The purpose, once a hollow feeling, now solidified into a clear, horrifying directive. He knew what he had to do with an unnerving certainty that bypassed all logic and fear. This was not a choice. It was a task. A required step in a process he couldn't begin to understand.
His left hand, the one not holding the knife, rose as if of its own accord. He watched, a detached and horrified spectator in his own body, as he placed it palm-down on the scarred surface of the cutting board. His fingers were spread wide, small and vulnerable against the wood grain.
He looked at his index finger. He saw the slightly dirty nail, the little constellation of freckles on his knuckle. It was his finger. A part of him.
With his right hand, he raised the knife. The grey light glinted off the polished steel, a single, cold spark in the lifeless room. He positioned the edge of the blade over the first knuckle of his index finger. There was no hesitation, no trembling. The boy who was afraid of the dark, who cried when he scraped his knee, who huddled under his blankets from a smiling shadow, was gone. In his place was an executioner, and the condemned was himself.
There was an overwhelming sense of correctness to the act, a feeling of clicking a final puzzle piece into place. A silent scream was building in the back of his mind, a frantic, desperate protest from the small part of him that was still him, but it was drowned out by the sheer, crushing force of the compulsion.
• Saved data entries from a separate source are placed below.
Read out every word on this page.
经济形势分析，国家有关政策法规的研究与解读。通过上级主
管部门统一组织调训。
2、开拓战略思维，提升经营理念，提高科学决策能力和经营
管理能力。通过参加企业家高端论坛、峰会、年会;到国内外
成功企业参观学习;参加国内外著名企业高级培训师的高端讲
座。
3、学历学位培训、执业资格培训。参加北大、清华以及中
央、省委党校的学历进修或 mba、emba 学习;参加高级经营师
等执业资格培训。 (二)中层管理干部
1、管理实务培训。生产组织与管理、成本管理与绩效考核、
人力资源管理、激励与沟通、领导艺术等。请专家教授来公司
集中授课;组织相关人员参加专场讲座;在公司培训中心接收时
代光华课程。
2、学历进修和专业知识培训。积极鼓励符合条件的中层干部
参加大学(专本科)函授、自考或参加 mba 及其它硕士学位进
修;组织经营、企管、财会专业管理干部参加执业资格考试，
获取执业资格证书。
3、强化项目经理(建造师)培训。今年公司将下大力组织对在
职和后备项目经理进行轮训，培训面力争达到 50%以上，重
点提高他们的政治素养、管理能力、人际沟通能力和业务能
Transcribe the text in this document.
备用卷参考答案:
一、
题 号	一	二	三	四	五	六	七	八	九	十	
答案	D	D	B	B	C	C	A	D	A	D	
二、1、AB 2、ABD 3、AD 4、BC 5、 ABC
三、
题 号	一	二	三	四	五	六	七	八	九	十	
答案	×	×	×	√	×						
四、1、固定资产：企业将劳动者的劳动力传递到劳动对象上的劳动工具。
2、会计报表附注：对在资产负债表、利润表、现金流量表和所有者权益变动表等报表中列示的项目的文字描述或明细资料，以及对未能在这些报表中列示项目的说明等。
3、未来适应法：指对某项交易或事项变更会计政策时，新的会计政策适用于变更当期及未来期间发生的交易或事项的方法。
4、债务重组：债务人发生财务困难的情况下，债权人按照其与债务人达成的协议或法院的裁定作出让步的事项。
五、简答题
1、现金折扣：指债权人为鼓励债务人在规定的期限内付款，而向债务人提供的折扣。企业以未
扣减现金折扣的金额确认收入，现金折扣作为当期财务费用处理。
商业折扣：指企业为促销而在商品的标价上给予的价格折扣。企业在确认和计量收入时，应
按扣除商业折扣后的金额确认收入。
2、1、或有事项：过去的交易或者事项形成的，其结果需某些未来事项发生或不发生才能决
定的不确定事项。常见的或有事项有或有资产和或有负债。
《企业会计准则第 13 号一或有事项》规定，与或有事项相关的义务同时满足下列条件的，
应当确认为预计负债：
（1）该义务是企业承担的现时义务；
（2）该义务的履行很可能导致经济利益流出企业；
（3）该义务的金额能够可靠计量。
He put his weight into it.
There was no pain.
There was only a dull, resonant thud as the tip of the knife bit deep into the wood of the cutting board. He felt a sensation of pressure, then a clean, cold parting. A disconnection.
He lifted the knife. He stared at his hand.
His left hand was still spread on the block, but now it only had three fingers and a thumb. Where his index finger had been, there was nothing. No blood, no wound, no stump. It was just... gone. The skin was smooth and unbroken, as if he had simply been born that way. On the board next to his hand, the severed finger lay still and pale, a strange and terrible offering.
The compulsion vanished. The invisible strings were cut, and he was himself again, left standing in the cold, silent kitchen, the heavy knife in one hand and a piece of his own dream-body lying on the block. The silent scream in his mind finally broke free, but it had no voice. All that came out was a sharp, ragged gasp for air that didn't exist in this breathless place.
The horrifying purpose was fulfilled. He had paid a price, but for what, he did not know. He only knew that in this strange, dead reflection of his home, he had just performed the first act of a dark and terrible ritual.